Researchers from the Universidad Carlos III de Madrid, as well as the King’s College London, have analyzed a large set of data including over 4.4 million malware samples collected from 2007 to 2018. The researchers quantified the amount of Monero cryptocurrency (XMR) coins that criminals using crypto-mining malware have been able to acquire.
OSINT data and static/dynamic analyses were grouped to efficiently extract data from these malware samples. This includes mining pools and wallet identifiers.
The remaining information extracted has allowed researchers to estimate the rough sum of profits secured by cryptojacking campaigns, simply by analyzing public payment records generated as rewards around these crypto-mining schemes.

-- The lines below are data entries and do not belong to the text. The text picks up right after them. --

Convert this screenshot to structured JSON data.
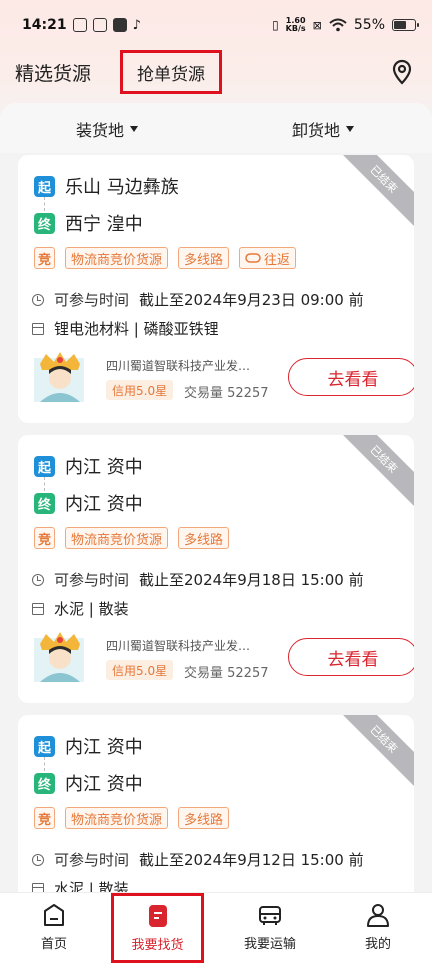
{
  "status_bar": {
    "time": "14:21",
    "net_speed_top": "1.60",
    "net_speed_bottom": "KB/s",
    "battery": "55%"
  },
  "header": {
    "tab_selected_source": "精选货源",
    "tab_grab_orders": "抢单货源",
    "location_icon": "location-pin-icon"
  },
  "filters": {
    "load_place": "装货地",
    "unload_place": "卸货地"
  },
  "cards": [
    {
      "status_ribbon": "已结束",
      "from_badge": "起",
      "to_badge": "终",
      "from": "乐山 马边彝族",
      "to": "西宁 湟中",
      "tags": [
        "竞",
        "物流商竞价货源",
        "多线路",
        "往返"
      ],
      "time_label": "可参与时间",
      "deadline": "截止至2024年9月23日 09:00 前",
      "goods": "锂电池材料 | 磷酸亚铁锂",
      "company": "四川蜀道智联科技产业发…",
      "credit": "信用5.0星",
      "volume": "交易量 52257",
      "button": "去看看"
    },
    {
      "status_ribbon": "已结束",
      "from_badge": "起",
      "to_badge": "终",
      "from": "内江 资中",
      "to": "内江 资中",
      "tags": [
        "竞",
        "物流商竞价货源",
        "多线路"
      ],
      "time_label": "可参与时间",
      "deadline": "截止至2024年9月18日 15:00 前",
      "goods": "水泥 | 散装",
      "company": "四川蜀道智联科技产业发…",
      "credit": "信用5.0星",
      "volume": "交易量 52257",
      "button": "去看看"
    },
    {
      "status_ribbon": "已结束",
      "from_badge": "起",
      "to_badge": "终",
      "from": "内江 资中",
      "to": "内江 资中",
      "tags": [
        "竞",
        "物流商竞价货源",
        "多线路"
      ],
      "time_label": "可参与时间",
      "deadline": "截止至2024年9月12日 15:00 前",
      "goods": "水泥 | 散装"
    }
  ],
  "bottom_nav": {
    "home": "首页",
    "find_goods": "我要找货",
    "transport": "我要运输",
    "mine": "我的"
  },
  "colors": {
    "accent_red": "#d9252e",
    "highlight_box": "#e0111f",
    "tag_orange": "#e5783a",
    "from_blue": "#1e8fd8",
    "to_green": "#28b57a"
  }
}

As of now, crypt-mining malware is estimated to have made at least a 56 million (USD) dollar impact on the Monero market, equating to roughly 4.3%.
Since crypto-mining is recognized as a “lower priority threat” to most security companies, they ignore it and do not pay attention to these malware campaigns. (P.S. – Don’t worry, TriVault does… We prevent your machine’s resources from being mined on.)
Crypto-mining on other people’s machines is a malicious activity. This is commonly done by crooks or criminals with malware samples that they can spread or inject onto desktops, laptops, servers (they love these), or mobile devices owned by owner people to mine cryptocurrency without having to pay for the hardware or the electric/energy used to mine the currency.
Malicious mining is an extremely profitable exercise
These malware campaigns use either web-based mining tools (drive-by mining campaigns), which are embedded into websites they have hacked or that they have uploaded to bulletproof hosts, or they are a dedicated miner delivered inside of a downloaded/executable malware file, or multiple files, which are commonly encrypted so that antivirus suites cannot detect them.
Illicit crypto-mining campaigns provide the opportunity for these criminals to compete with legitimate cryptocurrency farms. They have a much higher rate of profit since they don’t have to pay for the energy usage.
Crypto-mining campaigns allow these actors to effortlessly compete with legitimate cryptocurrency farms, with an exponentially higher profit rate given that they don’t have to pay for any of the used resources.
Researchers in the past have previously addressed the subject of illicit/malicious crypto-mining, with the “Botcoin: Monetizing stolen cycles.” paper from 2014, being the first one to study this subject. The findings were that at least 4500 bitcoins (around $3.2 million USD at the time in 2014) were mined through malware.
Malicious crypto-mining campaigns have been around for a few years now. With crypto prices declining, expect an increase in these operations. This is because crypto-mining is based on difficulty and pool sizes, meaning with prices being so low, legitimate farms are losing profit margins and competing with large amounts of resource to get a small payout. This will eventually lead to decreased competition, and the cost of energy is only an issue for legitimate miners.